About 9 in 10 leaders feel they understand what their employees are going through during the pandemic and that they made the best leadership decisions for the company. On the other hand, about half of workers agree.
The split shows that “we need to see the C-suite and the workforce coming together” to understand the root causes of employee stress and turnover, says Jen Fisher, Deloitte’s chief wellbeing officer.
One contributing factor to the gap may be that “many C-suite executives haven’t had to deal with wellness and well-being programs that have traditionally been the responsibility of human resources,” says Fisher. “Now they’re being told it’s the responsibility of every C-suite leader.”

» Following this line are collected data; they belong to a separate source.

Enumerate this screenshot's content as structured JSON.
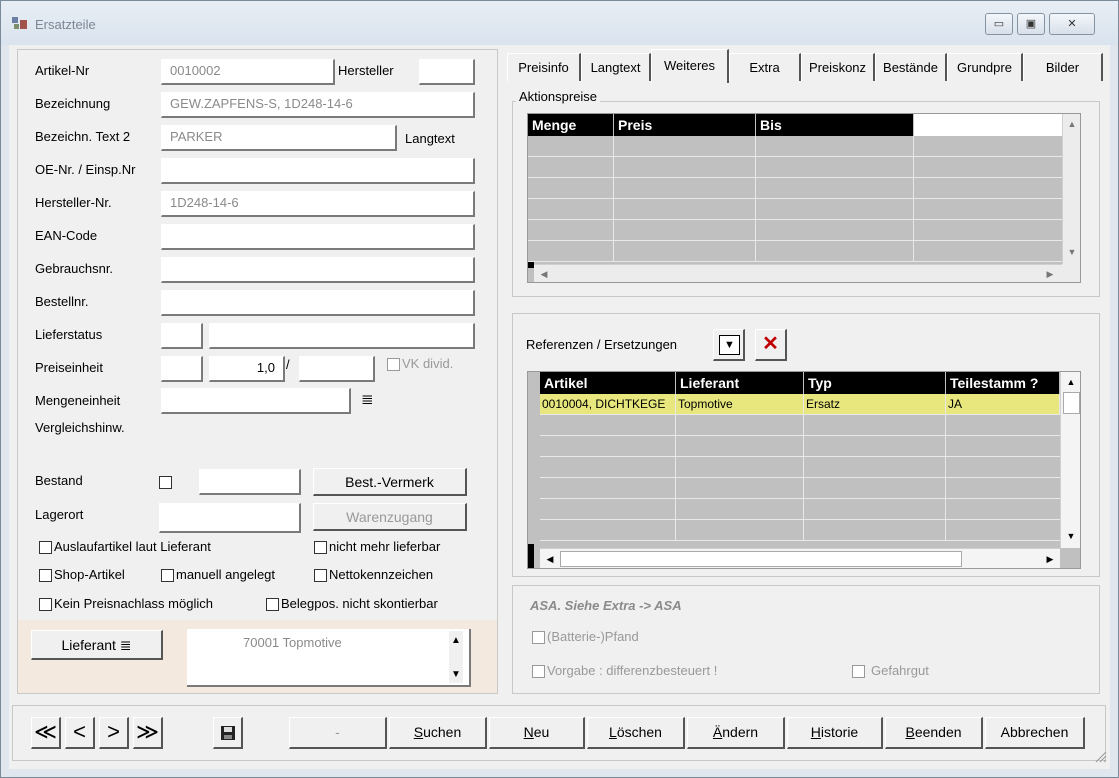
{
  "window": {
    "title": "Ersatzteile",
    "controls": {
      "minimize": "▭",
      "maximize": "▣",
      "close": "✕"
    }
  },
  "form": {
    "artikel_nr": {
      "label": "Artikel-Nr",
      "value": "0010002"
    },
    "hersteller": {
      "label": "Hersteller",
      "value": ""
    },
    "bezeichnung": {
      "label": "Bezeichnung",
      "value": "GEW.ZAPFENS-S, 1D248-14-6"
    },
    "bezeichnung2": {
      "label": "Bezeichn. Text 2",
      "value": "PARKER"
    },
    "langtext_label": "Langtext",
    "oe_nr": {
      "label": "OE-Nr. / Einsp.Nr",
      "value": ""
    },
    "hersteller_nr": {
      "label": "Hersteller-Nr.",
      "value": "1D248-14-6"
    },
    "ean": {
      "label": "EAN-Code",
      "value": ""
    },
    "gebrauchsnr": {
      "label": "Gebrauchsnr.",
      "value": ""
    },
    "bestellnr": {
      "label": "Bestellnr.",
      "value": ""
    },
    "lieferstatus": {
      "label": "Lieferstatus",
      "value": ""
    },
    "preiseinheit": {
      "label": "Preiseinheit",
      "value": "1,0",
      "sep": "/"
    },
    "vk_divid": "VK divid.",
    "mengeneinheit": {
      "label": "Mengeneinheit",
      "icon": "≣"
    },
    "vergleichshinw": {
      "label": "Vergleichshinw."
    },
    "bestand": {
      "label": "Bestand",
      "value": ""
    },
    "best_vermerk": "Best.-Vermerk",
    "lagerort": {
      "label": "Lagerort",
      "value": ""
    },
    "warenzugang": "Warenzugang",
    "checks": {
      "auslauf": "Auslaufartikel laut Lieferant",
      "nicht_mehr": "nicht mehr lieferbar",
      "shop": "Shop-Artikel",
      "manuell": "manuell angelegt",
      "netto": "Nettokennzeichen",
      "kein_nachlass": "Kein Preisnachlass möglich",
      "belegpos": "Belegpos. nicht skontierbar"
    },
    "lieferant_button": "Lieferant ≣",
    "lieferant_value": "70001 Topmotive"
  },
  "tabs": [
    "Preisinfo",
    "Langtext",
    "Weiteres",
    "Extra",
    "Preiskonz",
    "Bestände",
    "Grundpre",
    "Bilder"
  ],
  "selected_tab": "Weiteres",
  "aktionspreise": {
    "legend": "Aktionspreise",
    "columns": [
      "Menge",
      "Preis",
      "Bis"
    ]
  },
  "referenzen": {
    "label": "Referenzen / Ersetzungen",
    "columns": [
      "Artikel",
      "Lieferant",
      "Typ",
      "Teilestamm ?"
    ],
    "rows": [
      {
        "artikel": "0010004, DICHTKEGE",
        "lieferant": "Topmotive",
        "typ": "Ersatz",
        "teilestamm": "JA"
      }
    ]
  },
  "asa": {
    "title": "ASA. Siehe Extra -> ASA",
    "pfand": "(Batterie-)Pfand",
    "vorgabe": "Vorgabe : differenzbesteuert !",
    "gefahrgut": "Gefahrgut"
  },
  "bottom": {
    "nav": [
      "≪",
      "<",
      ">",
      "≫"
    ],
    "dash": "-",
    "suchen": {
      "u": "S",
      "rest": "uchen"
    },
    "neu": {
      "u": "N",
      "rest": "eu"
    },
    "loeschen": {
      "u": "L",
      "rest": "öschen"
    },
    "aendern": {
      "u": "Ä",
      "rest": "ndern"
    },
    "historie": {
      "u": "H",
      "rest": "istorie"
    },
    "beenden": {
      "u": "B",
      "rest": "eenden"
    },
    "abbrechen": "Abbrechen"
  },
  "colors": {
    "highlight_row": "#e7e77e",
    "grid_bg": "#c0c0c0",
    "lieferant_panel": "#f3e9df"
  }
}
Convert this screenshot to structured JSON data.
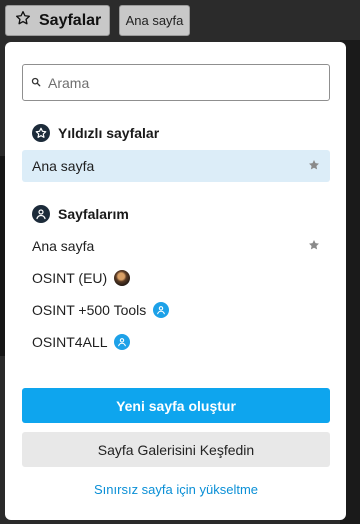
{
  "header": {
    "starred_button_label": "Sayfalar",
    "home_tab_label": "Ana sayfa"
  },
  "dropdown": {
    "search_placeholder": "Arama",
    "starred_section": {
      "title": "Yıldızlı sayfalar",
      "items": [
        {
          "label": "Ana sayfa",
          "starred": true,
          "selected": true
        }
      ]
    },
    "my_pages_section": {
      "title": "Sayfalarım",
      "items": [
        {
          "label": "Ana sayfa",
          "starred": true
        },
        {
          "label": "OSINT (EU)",
          "icon": "avatar-photo"
        },
        {
          "label": "OSINT +500 Tools",
          "icon": "team-icon"
        },
        {
          "label": "OSINT4ALL",
          "icon": "team-icon"
        }
      ]
    },
    "create_button_label": "Yeni sayfa oluştur",
    "gallery_button_label": "Sayfa Galerisini Keşfedin",
    "upgrade_link_label": "Sınırsız sayfa için yükseltme"
  },
  "colors": {
    "primary": "#0ea5ee",
    "selected_row": "#dcedf8",
    "team_badge": "#1da1e8",
    "section_icon": "#1c2b3a"
  }
}
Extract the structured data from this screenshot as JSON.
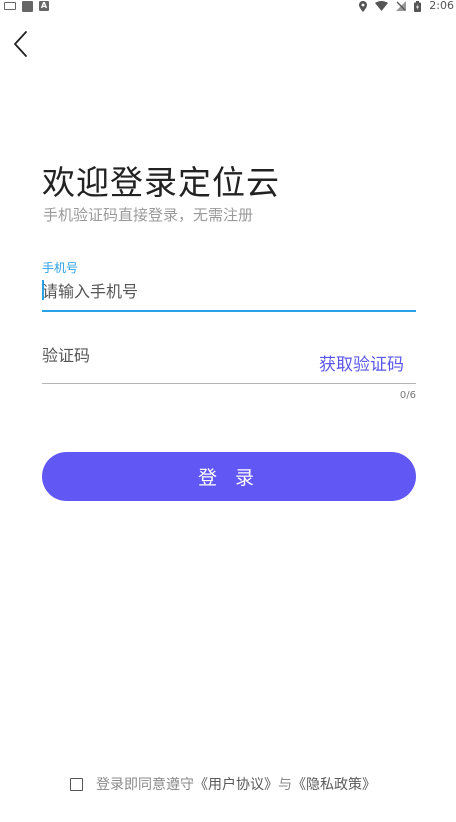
{
  "status_bar": {
    "time": "2:06",
    "icons": [
      "keyboard-icon",
      "app-square-icon",
      "a-icon",
      "location-icon",
      "wifi-icon",
      "no-signal-icon",
      "battery-icon"
    ]
  },
  "header": {
    "back_icon": "chevron-left-icon"
  },
  "title": "欢迎登录定位云",
  "subtitle": "手机验证码直接登录，无需注册",
  "phone": {
    "label": "手机号",
    "placeholder": "请输入手机号",
    "value": ""
  },
  "code": {
    "placeholder": "验证码",
    "value": "",
    "get_code_label": "获取验证码",
    "counter": "0/6"
  },
  "login_button_label": "登 录",
  "agreement": {
    "prefix": "登录即同意遵守",
    "user_agreement": "《用户协议》",
    "conjunction": "与",
    "privacy_policy": "《隐私政策》",
    "checked": false
  },
  "colors": {
    "accent": "#6157f5",
    "link": "#5b57e8",
    "focus": "#2aa0e6",
    "muted_text": "#9a9a9a"
  }
}
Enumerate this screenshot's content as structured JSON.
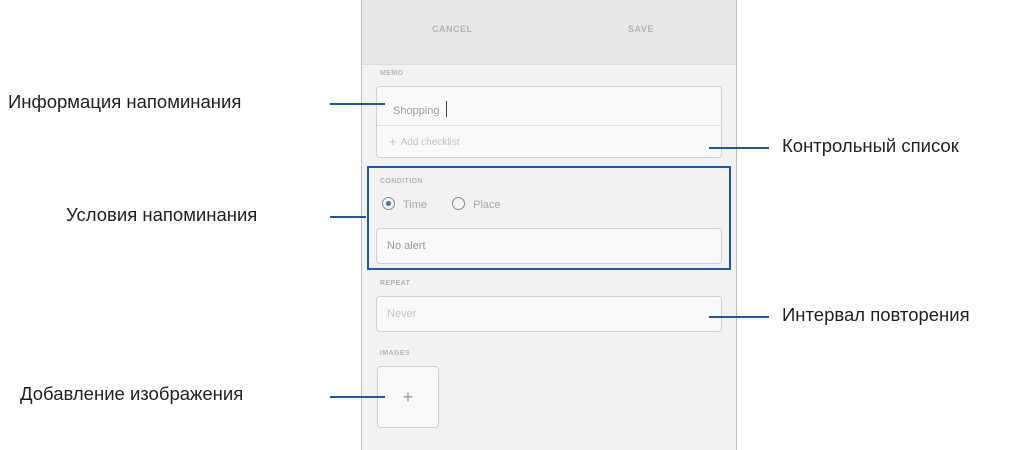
{
  "toolbar": {
    "cancel_label": "CANCEL",
    "save_label": "SAVE"
  },
  "memo": {
    "section_label": "MEMO",
    "text": "Shopping",
    "checklist_label": "Add checklist"
  },
  "condition": {
    "section_label": "CONDITION",
    "options": [
      {
        "label": "Time",
        "selected": true
      },
      {
        "label": "Place",
        "selected": false
      }
    ],
    "alert_value": "No alert"
  },
  "repeat": {
    "section_label": "REPEAT",
    "placeholder": "Never"
  },
  "images": {
    "section_label": "IMAGES",
    "add_symbol": "+"
  },
  "callouts": {
    "memo_info": "Информация напоминания",
    "conditions": "Условия напоминания",
    "add_image": "Добавление изображения",
    "checklist": "Контрольный список",
    "repeat_interval": "Интервал повторения"
  },
  "colors": {
    "accent": "#1c57a8",
    "radio_selected": "#4a6fa5",
    "panel_bg": "#f2f2f2"
  }
}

Managers and their employees agree that their current job is not good for their personal life and they might quit for a better one. About 69% of C-suite executives and 57% of employees “are seriously considering quitting for a job that better supports their well-being.”
Leaders admit they haven’t taken enough action to promote employee well-being
Almost all C-suite leaders said they feel responsible for the well-being of their teams, but 68% admit they are not taking enough steps to protect the health of employees and stakeholders. Only 1 in 3 employees feel that their job has a positive impact on their physical, mental and social well-being.
Without listening to employees, companies invest in resources that don’t adequately meet their needs, says Fisher. For example, the pandemic prompted many companies to provide new and improved healthcare services such as teletherapy and wellness grants.
However, employees say the biggest barrier to improving their health is the job itself, particularly coping with stressful workloads and long hours.
Here are the biggest ways leaders can improve wellbeing in the workplace, according to employees:
- Adopting new standards that support social determinants of health (such as setting a minimum salary)
- Focus on the holistic health of employees (e.g. flexible working time arrangements or support with childcare)
- Challenge what is considered “normal” (e.g. introducing a 4-day work week or introducing days without Zoom meetings).
- Share public health information with staff (e.g. holding town halls about Covid safety)
- Shape the future of health in coalition with others (e.g. by publicly posting and measuring metrics on organizational well-being)
Will employee health take a backseat in a cooling job market?
Leaders with the power to effect institutional change are better able to query what employees really need to feel supported, says Fisher. Workers, meanwhile, should understand that big changes don’t happen overnight. “We are all responsible for the cultures we create,” she says.
It’s possible that workers’ confidence in firing will cool with a possible recession, but the health burden of their jobs won’t go away. If anything, Fisher hopes the ongoing instability will bolster the company’s investments in employee health and resilience.
“We continue to live in a fractured and insecure world, which to me is another signal that wellbeing isn’t a nice-to-have, it’s a must-have from the C-suite onwards,” says Fisher.
“I hope that doesn’t happen if there is an economic downturn, it doesn’t reduce the company’s focus or investment in employee well-being,” she says. “That would be the absolutely wrong answer.”